My readers are generally either from Group A or B, and I am not favoring one over the other. But I’ll note this: from a perfectly pragmatic standpoint the problem for Group A is that it far too quickly picks one candidate to rally around, and the problem for Group B is that it far too slowly picks one candidate to oppose Group A’s. This is usually to Group B’s detriment in the primary (as Group C will reasonably assume that Group A’s candidate is popular among the people who actually pay attention to the nuts-and-bolts, and there’s such a thing as too many choices*), and, lately, to Group A’s detriment in the general election (because, frankly, Group A is usually pretty flabby and out of shape when it comes to a general election slugfest).
Honestly? My sympathies are, in the end, with Group C. Which is a group that doesn’t really care who started it, and who said what to who, and who did this, and who did that; they just want the freaking fighting to stop so that we can get on with electing a candidate. Or at least that everybody kick it down to a dull roar.
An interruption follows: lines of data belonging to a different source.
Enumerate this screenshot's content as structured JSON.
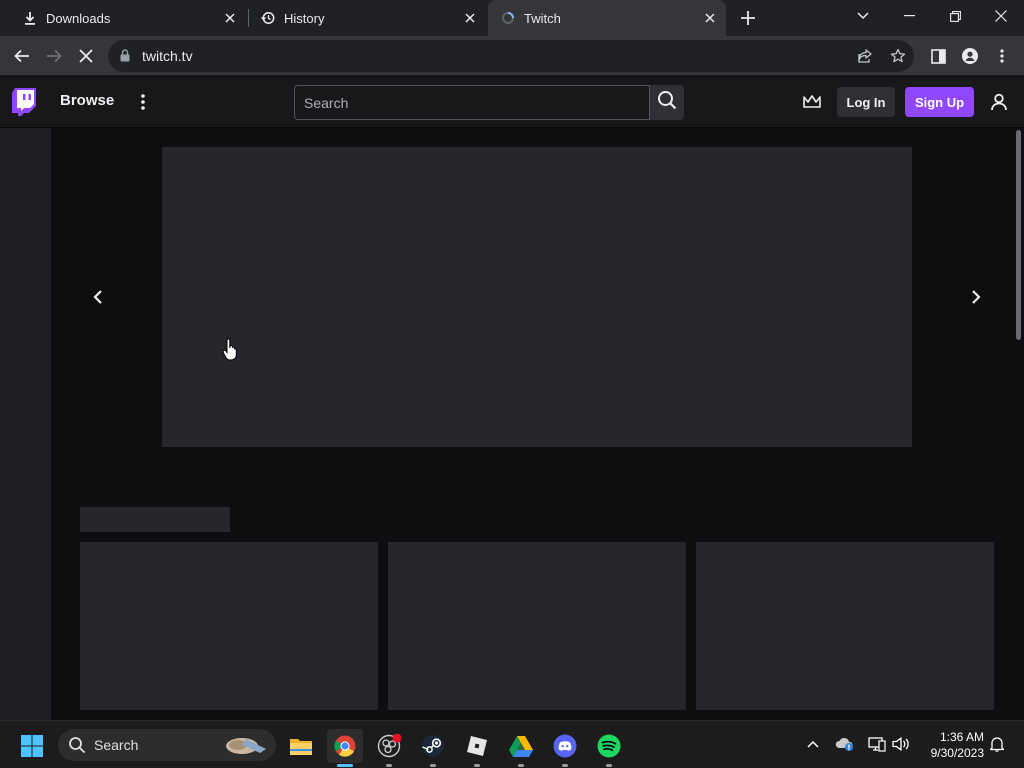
{
  "browser": {
    "tabs": [
      {
        "label": "Downloads",
        "icon": "download-icon"
      },
      {
        "label": "History",
        "icon": "history-icon"
      },
      {
        "label": "Twitch",
        "icon": "loading-icon",
        "active": true
      }
    ],
    "url": "twitch.tv"
  },
  "twitch": {
    "browse_label": "Browse",
    "search_placeholder": "Search",
    "login_label": "Log In",
    "signup_label": "Sign Up",
    "accent_color": "#9147ff"
  },
  "taskbar": {
    "search_label": "Search",
    "apps": [
      "file-explorer-icon",
      "chrome-icon",
      "obs-icon",
      "steam-icon",
      "roblox-icon",
      "google-drive-icon",
      "discord-icon",
      "spotify-icon"
    ],
    "time": "1:36 AM",
    "date": "9/30/2023"
  }
}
PS: I know, I’m not really giving any practical advice on this. That’s because I don’t know if there is any way to reconcile an Establishment v. Insurgent conflict. Besides, the way things are going we’re going to win the 2016 election either way.
PPS: Both Group A and B over-estimate their ability to throw an election via the withholding of support. But that’s an entirely different post, and one that may be better suited for late November of this year.
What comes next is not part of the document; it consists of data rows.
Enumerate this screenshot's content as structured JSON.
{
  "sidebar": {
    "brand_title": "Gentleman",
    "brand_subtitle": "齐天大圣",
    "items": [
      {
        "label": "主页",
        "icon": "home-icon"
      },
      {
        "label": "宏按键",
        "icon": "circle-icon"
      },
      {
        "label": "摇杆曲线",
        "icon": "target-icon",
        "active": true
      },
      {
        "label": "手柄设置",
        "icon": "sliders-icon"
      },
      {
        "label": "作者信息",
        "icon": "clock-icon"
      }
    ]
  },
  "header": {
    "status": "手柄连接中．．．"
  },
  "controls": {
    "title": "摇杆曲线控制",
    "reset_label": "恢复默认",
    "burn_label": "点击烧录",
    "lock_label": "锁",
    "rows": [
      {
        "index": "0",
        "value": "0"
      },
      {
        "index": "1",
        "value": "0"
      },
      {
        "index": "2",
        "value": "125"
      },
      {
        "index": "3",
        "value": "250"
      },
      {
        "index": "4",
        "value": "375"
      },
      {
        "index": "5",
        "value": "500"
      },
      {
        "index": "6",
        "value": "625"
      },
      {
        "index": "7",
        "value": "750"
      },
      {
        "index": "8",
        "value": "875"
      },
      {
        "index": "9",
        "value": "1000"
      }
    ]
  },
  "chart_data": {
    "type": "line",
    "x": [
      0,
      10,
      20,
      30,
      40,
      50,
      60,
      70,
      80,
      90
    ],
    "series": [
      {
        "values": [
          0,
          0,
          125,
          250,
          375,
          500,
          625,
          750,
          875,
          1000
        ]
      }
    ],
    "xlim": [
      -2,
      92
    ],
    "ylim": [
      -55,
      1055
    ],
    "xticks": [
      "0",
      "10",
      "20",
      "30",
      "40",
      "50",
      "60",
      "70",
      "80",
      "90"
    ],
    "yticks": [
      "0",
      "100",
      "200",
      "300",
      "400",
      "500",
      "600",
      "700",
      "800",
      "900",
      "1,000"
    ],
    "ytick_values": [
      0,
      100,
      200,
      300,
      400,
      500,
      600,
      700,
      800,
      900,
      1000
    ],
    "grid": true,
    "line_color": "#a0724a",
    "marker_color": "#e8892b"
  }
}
*To give just one example: strictly speaking, Mitt Romney was not the best candidate in 2012 in any one category. He was almost certainly not the best candidate, period**. But when his team could compare Romney to Rick Perry in one category and Newt Gingrich in another category and Herman Cain in yet another category and so on and so forth, it was easy for them to prevail over all of them (particularly since the debates refused to admit that it was Romney v. Everybody Else, and asked questions accordingly***).
**Mind you, from the point of view of being a decent human being he was one of the best candidates we’ve had in a while.
***I don’t mind debate moderators who are Democrats. I do mind debate moderators who are unprofessional.